Des milliers de kilomètres carrés de forêt tropicale et d’aires marines, d’immenses gisements miniers et pétroliers, un potentiel agricole fou… Pourtant, le Gabon n’est toujours pas « émergent ». La transition en cours parviendra-t-elle à améliorer la gouvernance du pays et, surtout, à changer en profondeur les mentalités ?

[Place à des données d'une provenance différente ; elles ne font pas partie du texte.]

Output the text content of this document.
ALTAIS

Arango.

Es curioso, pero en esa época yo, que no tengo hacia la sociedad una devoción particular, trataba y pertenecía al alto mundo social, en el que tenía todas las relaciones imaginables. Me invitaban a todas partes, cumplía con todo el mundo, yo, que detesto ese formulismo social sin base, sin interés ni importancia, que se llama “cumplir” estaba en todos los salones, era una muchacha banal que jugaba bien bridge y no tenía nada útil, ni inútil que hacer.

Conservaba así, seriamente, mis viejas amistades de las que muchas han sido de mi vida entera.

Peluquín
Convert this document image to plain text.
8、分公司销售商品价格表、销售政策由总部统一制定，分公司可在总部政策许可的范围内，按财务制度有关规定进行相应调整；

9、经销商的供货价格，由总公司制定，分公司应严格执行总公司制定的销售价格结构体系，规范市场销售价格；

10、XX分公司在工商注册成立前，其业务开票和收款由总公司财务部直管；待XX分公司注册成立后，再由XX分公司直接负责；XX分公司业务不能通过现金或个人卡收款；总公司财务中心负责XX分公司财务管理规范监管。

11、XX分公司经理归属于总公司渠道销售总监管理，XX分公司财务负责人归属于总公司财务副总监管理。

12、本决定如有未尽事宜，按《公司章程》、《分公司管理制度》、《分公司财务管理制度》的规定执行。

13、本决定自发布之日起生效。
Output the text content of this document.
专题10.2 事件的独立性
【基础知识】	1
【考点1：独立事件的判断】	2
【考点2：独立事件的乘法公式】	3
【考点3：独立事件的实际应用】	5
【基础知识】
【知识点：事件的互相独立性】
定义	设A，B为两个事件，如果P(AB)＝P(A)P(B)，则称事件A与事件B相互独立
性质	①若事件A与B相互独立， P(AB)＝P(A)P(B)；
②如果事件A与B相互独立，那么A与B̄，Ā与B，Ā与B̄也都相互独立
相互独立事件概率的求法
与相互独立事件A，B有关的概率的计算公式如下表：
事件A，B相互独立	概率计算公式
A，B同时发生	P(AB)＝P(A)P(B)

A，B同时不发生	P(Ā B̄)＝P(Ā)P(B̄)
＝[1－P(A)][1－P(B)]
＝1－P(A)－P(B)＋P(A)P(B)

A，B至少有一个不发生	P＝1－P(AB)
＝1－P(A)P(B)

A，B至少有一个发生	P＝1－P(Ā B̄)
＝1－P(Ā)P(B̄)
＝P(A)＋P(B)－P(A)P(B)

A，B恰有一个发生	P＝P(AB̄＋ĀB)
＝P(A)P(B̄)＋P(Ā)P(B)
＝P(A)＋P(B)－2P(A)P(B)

Général deux étoiles, « petit » et confident d’Omar Bongo Ondimba, tombeur de son fils Ali, moitié Fang (par son père, originaire du WoleuNtem), moitié Téké du Haut-Ogooué (par sa mère)… Brice Clotaire Oligui Nguema, le président de la transition gabonaise, incarne à lui seul les six dernières décennies du pays, celles du règne de la dynastie Bongo. Le voilà désormais seul aux manettes, quasi omnipotent, réellement populaire, sans adversaire politique de taille pour l’instant face à lui. Nul besoin d’être devin pour imaginer la suite : il sera candidat à la présidentielle qui sera organisée à la fin de la transition et, sauf coup de théâtre, l’emportera. Sa mission d’ici là ? Mettre en place une nouvelle Constitution, restaurer les institutions, stabiliser le Gabon et répondre aux urgences économiques mais aussi sociales. Ensuite ? C’est une tout autre affaire.
Un « scandale » naturel
Le Gabon est béni des dieux, un « scandale » naturel et géologique qui, s’il est relativement riche à l’échelle de l’Afrique, n’a pas encore exploité le dixième de son potentiel. Avec les moyens colossaux qui ont été dilapidés depuis l’indépendance, et compte tenu d’une si petite population (un peu plus de deux millions d’habitants), dans une région où la concurrence en matière de développement n’est guère féroce, il est (très) loin du statut qui aurait dû être le sien, cette sorte de petit Wakanda auquel chacun d’entre nous est en droit de rêver.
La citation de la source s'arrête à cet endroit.